Third, I contest Cong. Lee’s suggestion that the words “inner city” are code for “black.” Even if it were true, how are we to focus on the very real problems of the inner city if we cannot even mention the words? This reminds me of the kerfuffle about whether or not the word “thug” always implies a racial epithet. Maybe it does for some, but when I think of a “thug,” I think of the Godfather movies. In the past several days, I reviewed Molly Worthen’s book on evangelicalism and one of the fine points she made was that the invocation of a “Christian worldview” was, as often as not, used to end debate not to encourage it. I worry that too many on the left, armed with a hyper-sensitivity to what words may or may not have racial overtones, will use their sensitivity in a similar way, to shut down debate. Certainly, Congresswoman Lee said nothing to encourage her colleague to continue his effort to re-think anti-poverty programs. If one cannot talk about the particular problems of urban poverty without being accused of being a racist, it is hard to figure out how the debate will be furthered. Who does that help? Certainly not the urban poor.
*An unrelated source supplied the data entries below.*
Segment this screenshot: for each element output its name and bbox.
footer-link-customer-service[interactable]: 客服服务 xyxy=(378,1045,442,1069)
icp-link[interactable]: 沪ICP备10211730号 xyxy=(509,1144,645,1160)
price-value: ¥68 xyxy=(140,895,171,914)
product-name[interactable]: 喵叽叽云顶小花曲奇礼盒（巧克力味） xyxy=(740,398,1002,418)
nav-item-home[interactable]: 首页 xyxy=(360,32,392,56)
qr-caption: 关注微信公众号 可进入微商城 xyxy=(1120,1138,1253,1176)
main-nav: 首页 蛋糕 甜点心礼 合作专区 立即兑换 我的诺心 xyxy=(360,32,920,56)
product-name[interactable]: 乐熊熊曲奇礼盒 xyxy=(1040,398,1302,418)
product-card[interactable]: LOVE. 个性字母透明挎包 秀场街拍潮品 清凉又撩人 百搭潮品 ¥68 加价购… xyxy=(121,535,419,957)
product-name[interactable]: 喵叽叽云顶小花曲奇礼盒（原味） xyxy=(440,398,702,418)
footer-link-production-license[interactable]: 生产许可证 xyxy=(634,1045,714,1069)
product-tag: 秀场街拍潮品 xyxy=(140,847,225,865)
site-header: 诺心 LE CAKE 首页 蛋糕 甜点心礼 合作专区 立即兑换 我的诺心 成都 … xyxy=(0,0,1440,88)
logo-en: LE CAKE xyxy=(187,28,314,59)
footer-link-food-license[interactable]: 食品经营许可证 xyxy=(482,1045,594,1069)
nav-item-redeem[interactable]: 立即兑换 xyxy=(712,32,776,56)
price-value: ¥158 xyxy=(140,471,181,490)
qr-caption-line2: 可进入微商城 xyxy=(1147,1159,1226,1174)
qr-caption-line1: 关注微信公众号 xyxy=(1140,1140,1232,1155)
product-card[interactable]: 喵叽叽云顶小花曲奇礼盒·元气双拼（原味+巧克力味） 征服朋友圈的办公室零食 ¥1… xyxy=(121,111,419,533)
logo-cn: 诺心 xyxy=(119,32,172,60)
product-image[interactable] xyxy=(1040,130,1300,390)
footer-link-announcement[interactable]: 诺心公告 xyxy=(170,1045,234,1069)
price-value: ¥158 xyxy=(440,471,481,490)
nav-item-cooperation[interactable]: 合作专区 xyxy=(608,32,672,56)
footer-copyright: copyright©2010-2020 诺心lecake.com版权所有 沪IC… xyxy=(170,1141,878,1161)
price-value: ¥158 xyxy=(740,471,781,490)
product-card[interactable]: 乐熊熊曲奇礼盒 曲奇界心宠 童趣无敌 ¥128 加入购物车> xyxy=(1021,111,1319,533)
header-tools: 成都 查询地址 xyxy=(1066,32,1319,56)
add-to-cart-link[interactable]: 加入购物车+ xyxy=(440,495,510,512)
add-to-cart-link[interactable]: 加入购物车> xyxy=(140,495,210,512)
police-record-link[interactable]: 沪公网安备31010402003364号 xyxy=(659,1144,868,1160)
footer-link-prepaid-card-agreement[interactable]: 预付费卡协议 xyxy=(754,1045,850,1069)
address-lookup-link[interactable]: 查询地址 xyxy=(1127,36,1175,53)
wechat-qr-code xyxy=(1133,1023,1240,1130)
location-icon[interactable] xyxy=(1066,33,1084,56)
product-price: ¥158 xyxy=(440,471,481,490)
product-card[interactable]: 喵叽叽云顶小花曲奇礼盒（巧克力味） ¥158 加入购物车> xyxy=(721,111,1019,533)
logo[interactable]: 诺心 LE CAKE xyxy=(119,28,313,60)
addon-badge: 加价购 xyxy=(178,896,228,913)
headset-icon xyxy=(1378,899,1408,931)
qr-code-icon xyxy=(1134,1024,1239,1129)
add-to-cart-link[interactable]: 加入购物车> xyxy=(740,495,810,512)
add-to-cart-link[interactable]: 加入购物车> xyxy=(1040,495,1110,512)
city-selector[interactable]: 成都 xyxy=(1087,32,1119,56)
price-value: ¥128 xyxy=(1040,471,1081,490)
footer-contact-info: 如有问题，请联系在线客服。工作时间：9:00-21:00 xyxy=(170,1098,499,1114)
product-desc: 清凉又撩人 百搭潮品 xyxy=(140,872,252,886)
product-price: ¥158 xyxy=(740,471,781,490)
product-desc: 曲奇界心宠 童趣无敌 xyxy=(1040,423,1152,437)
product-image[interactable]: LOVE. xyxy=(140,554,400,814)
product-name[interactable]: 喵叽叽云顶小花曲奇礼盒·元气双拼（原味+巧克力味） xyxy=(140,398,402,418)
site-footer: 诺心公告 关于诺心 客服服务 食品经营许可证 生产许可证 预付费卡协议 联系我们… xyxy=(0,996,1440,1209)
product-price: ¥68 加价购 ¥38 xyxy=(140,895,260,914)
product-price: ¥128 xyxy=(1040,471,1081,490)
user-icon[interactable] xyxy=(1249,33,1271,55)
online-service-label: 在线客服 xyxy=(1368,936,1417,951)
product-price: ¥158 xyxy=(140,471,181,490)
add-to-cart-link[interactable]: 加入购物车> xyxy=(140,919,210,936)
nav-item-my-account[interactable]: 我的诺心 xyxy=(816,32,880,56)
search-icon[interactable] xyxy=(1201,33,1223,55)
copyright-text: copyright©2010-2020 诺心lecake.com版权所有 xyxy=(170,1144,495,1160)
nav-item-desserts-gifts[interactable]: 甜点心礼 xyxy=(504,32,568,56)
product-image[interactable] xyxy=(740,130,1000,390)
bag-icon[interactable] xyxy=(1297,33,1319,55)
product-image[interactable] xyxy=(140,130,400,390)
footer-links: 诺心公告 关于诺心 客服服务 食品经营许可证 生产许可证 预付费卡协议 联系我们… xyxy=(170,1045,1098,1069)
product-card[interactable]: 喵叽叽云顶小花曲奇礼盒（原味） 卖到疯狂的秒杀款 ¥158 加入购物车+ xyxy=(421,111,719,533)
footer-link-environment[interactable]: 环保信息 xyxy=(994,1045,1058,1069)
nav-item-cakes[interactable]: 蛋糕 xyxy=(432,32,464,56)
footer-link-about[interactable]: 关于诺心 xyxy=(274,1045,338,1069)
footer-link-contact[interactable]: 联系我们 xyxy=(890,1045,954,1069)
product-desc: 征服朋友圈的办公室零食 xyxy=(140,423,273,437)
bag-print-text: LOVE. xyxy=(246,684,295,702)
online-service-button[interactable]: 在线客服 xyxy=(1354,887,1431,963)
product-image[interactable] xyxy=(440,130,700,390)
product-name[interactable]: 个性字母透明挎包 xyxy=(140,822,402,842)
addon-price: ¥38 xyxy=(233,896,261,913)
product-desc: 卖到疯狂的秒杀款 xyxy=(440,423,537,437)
Finally, I think it bears mentioning that Ryan is correct to identify poverty as a cultural problem, the solution to which will require not just a government program, but the engagement of civic and religious leaders. It is dishonest not to recognize the link between poverty and single motherhood, yet it is also morally obscene to heap scorn on single mothers. So, we must discern ways to walk about these issues, and the first step is to agree not to jump down each others’ throats when a certain word or phrase strikes us as having a racial overtone. Coincidentally, yesterday, I was in the green room at NPR, waiting to go on “Tell Me More,” to discuss Pope Francis. A woman was there for another segment on gentrification. I mentioned that in my neighborhood, the usual racial roles were reversed: Highly educated, affluent, black professionals are displacing working class white families, with a steady accompaniment of first or second generation Latino immigrants who have work ethics so strong, they will permit them to quickly move up the socio-economic scale.

Congresswoman Lee, and some of her Democratic colleagues, resist thinking about how culture affects poverty. They do not always feel comfortable talking about the importance of two-parent families. They complain about the quality of urban schools but also refuse to support vouchers for Catholic schools. They understandably support federal anti-poverty efforts but seem disinclined to think beyond the paradigm of a government policy as a cure or amelioration for poverty. They are as hidebound in their thinking as some conservative ideologues who think the poor are just lazy loafers, the “takers.”

My approach to poverty is simple: All hands on deck. But, that will require the professional chatterers to learn to give the benefit of the doubt to someone like Ryan when he says something that could be perceived as having a racial overtone. If Ryan chickens out in pursuing a genuine anti-poverty agenda, if he concludes that there is no role for the federal government, or if he thinks the market can cure the problem of poverty, I shall be the first to denounce him as a fraud. But, reading his comments, I found nothing racist in them and think the blowback is misplaced and, what is more, likely to prevent Ryan from moving towards a place we want him to be: Creating, within the bosom of the Republican Party, a concern for the poor.